# temperature



## mendela (Feb 19, 2010)

Hi,
with freebsd 8 my notebook have very high temperature 70-80. When compile exceeds 100C, and system goes down immediately. Notebook have DualCore, and with other system don't have so high temperature above 55. Is there any configuration steps for
cpu temperature? Maybe i can try with freebsd 7, if developers are still working on it or what?


----------



## honk (Feb 20, 2010)

At first you definitely should clean your notebook. Use a hoover. If possible open the notebook and clean it. At my Thinkpad I just had to remove three screws and lift the keyboard to reach the fan. Before doing that I also could not run a compiler for more than two minutes. Now I don't have any problems! Really!

The "dirty" workaround is to reduce the cpu clock statically if you expect high cpu usage. You can do it with sysctl. See cpufreq(4)

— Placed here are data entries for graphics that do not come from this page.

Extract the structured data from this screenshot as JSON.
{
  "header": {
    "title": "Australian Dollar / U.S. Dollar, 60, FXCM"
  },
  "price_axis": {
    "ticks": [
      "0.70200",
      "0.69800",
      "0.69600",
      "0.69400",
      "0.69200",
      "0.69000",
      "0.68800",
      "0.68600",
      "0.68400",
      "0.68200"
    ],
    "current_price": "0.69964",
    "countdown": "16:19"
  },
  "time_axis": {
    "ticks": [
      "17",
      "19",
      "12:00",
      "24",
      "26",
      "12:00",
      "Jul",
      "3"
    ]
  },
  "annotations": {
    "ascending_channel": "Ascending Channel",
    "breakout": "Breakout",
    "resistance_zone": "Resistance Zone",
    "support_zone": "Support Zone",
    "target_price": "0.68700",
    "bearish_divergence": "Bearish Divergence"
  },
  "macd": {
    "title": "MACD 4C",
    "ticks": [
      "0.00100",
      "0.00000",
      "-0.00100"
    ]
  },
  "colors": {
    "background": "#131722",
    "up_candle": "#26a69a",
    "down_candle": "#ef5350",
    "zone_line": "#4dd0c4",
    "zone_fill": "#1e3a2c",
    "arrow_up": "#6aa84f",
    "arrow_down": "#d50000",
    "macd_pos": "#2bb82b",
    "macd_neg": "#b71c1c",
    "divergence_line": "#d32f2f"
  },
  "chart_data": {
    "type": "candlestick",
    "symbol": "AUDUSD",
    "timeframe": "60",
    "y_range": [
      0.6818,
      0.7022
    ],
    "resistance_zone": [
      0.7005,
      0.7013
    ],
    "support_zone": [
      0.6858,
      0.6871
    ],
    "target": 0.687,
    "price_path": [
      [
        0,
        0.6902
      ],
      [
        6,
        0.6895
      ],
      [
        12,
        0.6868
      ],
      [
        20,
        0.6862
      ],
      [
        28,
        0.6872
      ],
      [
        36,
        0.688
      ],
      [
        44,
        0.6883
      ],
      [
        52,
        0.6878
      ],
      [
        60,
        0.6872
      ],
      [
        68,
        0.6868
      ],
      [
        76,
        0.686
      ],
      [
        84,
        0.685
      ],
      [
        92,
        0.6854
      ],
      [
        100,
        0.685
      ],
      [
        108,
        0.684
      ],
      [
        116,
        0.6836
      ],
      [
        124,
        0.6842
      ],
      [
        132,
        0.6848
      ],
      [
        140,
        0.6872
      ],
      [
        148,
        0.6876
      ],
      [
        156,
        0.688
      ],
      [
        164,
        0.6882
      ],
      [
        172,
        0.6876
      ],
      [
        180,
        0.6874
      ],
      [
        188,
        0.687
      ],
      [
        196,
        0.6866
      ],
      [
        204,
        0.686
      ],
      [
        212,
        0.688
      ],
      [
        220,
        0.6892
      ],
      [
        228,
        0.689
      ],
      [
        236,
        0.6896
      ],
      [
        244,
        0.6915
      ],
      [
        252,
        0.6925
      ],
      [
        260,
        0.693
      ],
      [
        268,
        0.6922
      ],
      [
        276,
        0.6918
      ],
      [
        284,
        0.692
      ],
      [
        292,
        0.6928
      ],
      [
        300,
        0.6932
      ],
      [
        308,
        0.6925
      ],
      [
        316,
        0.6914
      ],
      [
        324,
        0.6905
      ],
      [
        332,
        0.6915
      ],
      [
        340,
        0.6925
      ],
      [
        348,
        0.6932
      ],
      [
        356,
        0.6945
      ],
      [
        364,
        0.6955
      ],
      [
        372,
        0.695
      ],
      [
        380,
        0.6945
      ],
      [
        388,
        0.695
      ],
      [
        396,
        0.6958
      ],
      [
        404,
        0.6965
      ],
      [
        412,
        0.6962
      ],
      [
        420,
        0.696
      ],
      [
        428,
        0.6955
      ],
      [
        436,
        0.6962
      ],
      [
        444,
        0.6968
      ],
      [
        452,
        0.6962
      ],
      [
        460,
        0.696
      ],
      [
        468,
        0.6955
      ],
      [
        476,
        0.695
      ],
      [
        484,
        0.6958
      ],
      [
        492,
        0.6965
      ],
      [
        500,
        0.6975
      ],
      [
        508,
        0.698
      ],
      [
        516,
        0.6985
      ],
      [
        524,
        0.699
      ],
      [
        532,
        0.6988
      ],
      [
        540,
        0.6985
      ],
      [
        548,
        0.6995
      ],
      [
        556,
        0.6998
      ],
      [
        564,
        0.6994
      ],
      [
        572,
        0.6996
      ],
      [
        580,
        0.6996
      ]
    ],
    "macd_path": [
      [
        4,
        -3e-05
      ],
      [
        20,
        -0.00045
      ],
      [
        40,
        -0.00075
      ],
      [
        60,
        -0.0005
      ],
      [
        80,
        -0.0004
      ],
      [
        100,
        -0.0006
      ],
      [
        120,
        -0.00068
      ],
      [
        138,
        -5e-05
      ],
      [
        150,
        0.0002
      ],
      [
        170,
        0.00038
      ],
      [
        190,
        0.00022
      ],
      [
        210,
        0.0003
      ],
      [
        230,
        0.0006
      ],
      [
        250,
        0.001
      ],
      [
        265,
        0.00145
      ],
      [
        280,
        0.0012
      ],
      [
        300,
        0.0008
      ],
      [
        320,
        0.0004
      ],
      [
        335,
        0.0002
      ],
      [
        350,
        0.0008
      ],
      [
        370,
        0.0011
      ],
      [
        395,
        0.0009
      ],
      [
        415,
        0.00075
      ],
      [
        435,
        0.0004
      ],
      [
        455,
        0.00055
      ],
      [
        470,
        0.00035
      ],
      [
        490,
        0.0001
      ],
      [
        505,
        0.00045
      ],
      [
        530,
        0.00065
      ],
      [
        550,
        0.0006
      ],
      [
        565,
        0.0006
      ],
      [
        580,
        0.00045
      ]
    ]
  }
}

Check the available frequency levels:
`# sysctl dev.cpu.0.freq_levels`

Example, set a frequency of 200MHz
`# sysctl dev.cpu.0.freq=200`

But you have to stop powerd or similar tools, otherwise they might increase the speed automatically. Unfortunately there is currently no way (without patching powerd -> search the net) to define a maximum frequency.

cheers,
honk


----------



## sixtydoses (Feb 20, 2010)

Take a look at powerd(8).

http://forums.freebsd.org/showthread.php?t=172


----------